Taken together, this tells the story of a country that has gone from words to deeds in uncertain times. The capability that we are now adding will contribute to the credibility of our deterrence by virtue of a society that is made more resistant and resilient. But it is also a country that by virtue of those same efforts has reason to believe a little more in itself. During the early 2000s, faith in Swedish capability or the lack thereof was characterised almost by defeatism, one of the many consequences of the bloodletting and discontinuation of Sweden’s old total defence.
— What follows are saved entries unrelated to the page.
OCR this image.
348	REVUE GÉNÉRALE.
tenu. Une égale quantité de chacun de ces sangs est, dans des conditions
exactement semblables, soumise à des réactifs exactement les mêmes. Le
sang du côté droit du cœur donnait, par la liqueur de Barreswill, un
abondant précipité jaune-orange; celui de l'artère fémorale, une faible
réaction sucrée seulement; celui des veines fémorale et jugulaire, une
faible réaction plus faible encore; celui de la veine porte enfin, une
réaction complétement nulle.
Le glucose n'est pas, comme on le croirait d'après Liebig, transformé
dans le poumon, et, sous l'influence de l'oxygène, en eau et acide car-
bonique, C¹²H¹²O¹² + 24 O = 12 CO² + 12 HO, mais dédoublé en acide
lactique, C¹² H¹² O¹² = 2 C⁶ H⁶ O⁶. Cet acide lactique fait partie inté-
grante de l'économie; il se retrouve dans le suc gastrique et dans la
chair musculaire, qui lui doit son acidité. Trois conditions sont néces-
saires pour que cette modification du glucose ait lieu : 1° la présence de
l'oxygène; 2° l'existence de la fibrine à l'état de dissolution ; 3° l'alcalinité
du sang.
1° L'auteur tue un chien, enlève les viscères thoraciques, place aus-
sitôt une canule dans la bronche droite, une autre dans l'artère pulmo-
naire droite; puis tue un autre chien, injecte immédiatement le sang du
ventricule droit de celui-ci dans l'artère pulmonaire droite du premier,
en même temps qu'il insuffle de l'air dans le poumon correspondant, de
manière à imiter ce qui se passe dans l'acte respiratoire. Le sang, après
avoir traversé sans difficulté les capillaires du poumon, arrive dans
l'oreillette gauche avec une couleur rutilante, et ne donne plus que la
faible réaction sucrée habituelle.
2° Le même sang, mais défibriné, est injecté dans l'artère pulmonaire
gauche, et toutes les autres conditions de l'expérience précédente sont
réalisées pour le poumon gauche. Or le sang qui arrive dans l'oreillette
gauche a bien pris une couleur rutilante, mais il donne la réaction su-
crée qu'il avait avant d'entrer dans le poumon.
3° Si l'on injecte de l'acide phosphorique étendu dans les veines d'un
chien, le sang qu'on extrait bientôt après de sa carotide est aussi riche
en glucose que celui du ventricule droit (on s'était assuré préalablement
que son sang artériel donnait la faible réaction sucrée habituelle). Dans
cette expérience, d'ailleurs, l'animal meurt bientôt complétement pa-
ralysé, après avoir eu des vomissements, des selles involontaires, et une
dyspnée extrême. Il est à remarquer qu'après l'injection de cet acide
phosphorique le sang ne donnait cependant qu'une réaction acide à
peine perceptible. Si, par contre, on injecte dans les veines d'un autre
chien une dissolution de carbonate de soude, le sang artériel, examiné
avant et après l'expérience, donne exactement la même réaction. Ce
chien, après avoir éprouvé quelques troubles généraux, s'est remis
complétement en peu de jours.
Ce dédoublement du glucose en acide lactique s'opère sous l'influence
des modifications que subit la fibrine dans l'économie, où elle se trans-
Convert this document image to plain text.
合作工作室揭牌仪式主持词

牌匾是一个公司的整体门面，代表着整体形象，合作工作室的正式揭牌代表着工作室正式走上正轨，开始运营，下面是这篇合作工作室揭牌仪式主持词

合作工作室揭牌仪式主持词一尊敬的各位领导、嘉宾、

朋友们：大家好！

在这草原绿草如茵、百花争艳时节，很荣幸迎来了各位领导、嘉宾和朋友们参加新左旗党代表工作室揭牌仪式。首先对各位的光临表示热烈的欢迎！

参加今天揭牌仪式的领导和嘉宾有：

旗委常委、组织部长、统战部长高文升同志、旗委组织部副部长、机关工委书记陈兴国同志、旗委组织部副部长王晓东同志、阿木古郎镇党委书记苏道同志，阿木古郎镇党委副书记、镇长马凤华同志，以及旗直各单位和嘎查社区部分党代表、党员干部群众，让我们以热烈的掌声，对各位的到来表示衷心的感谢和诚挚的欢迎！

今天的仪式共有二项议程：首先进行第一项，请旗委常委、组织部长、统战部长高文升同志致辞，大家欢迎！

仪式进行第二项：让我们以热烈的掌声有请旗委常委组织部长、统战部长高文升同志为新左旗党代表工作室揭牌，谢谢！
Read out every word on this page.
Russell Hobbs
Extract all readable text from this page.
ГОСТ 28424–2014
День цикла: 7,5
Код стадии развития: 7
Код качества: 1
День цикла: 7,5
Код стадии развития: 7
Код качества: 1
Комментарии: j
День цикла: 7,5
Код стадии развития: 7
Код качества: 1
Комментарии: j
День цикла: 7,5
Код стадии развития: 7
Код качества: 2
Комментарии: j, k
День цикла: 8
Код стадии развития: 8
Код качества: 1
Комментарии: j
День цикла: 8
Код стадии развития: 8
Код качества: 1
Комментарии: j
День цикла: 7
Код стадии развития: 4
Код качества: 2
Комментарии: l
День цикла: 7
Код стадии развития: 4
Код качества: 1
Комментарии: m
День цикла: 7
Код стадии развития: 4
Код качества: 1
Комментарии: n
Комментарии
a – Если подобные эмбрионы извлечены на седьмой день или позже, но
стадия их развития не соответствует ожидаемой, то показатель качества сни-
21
Now, as we take the journey once more, there is reason to feel hopeful about what we are and what we can be.
Let us remind ourselves that we were once the country in the north that could develop and build things that only great powers were ordinarily capable of. To some extent engaged, we engaged an entire country in the major tasks of building resilience for Sweden’s defence. We achieved this out by pulling together to do our duty, and now we’re on our way back.
We should not seek out a future based in nostalgia, but let us remember the primordial force that lies behind the three crowns when we as a country decide to pay the price of freedom.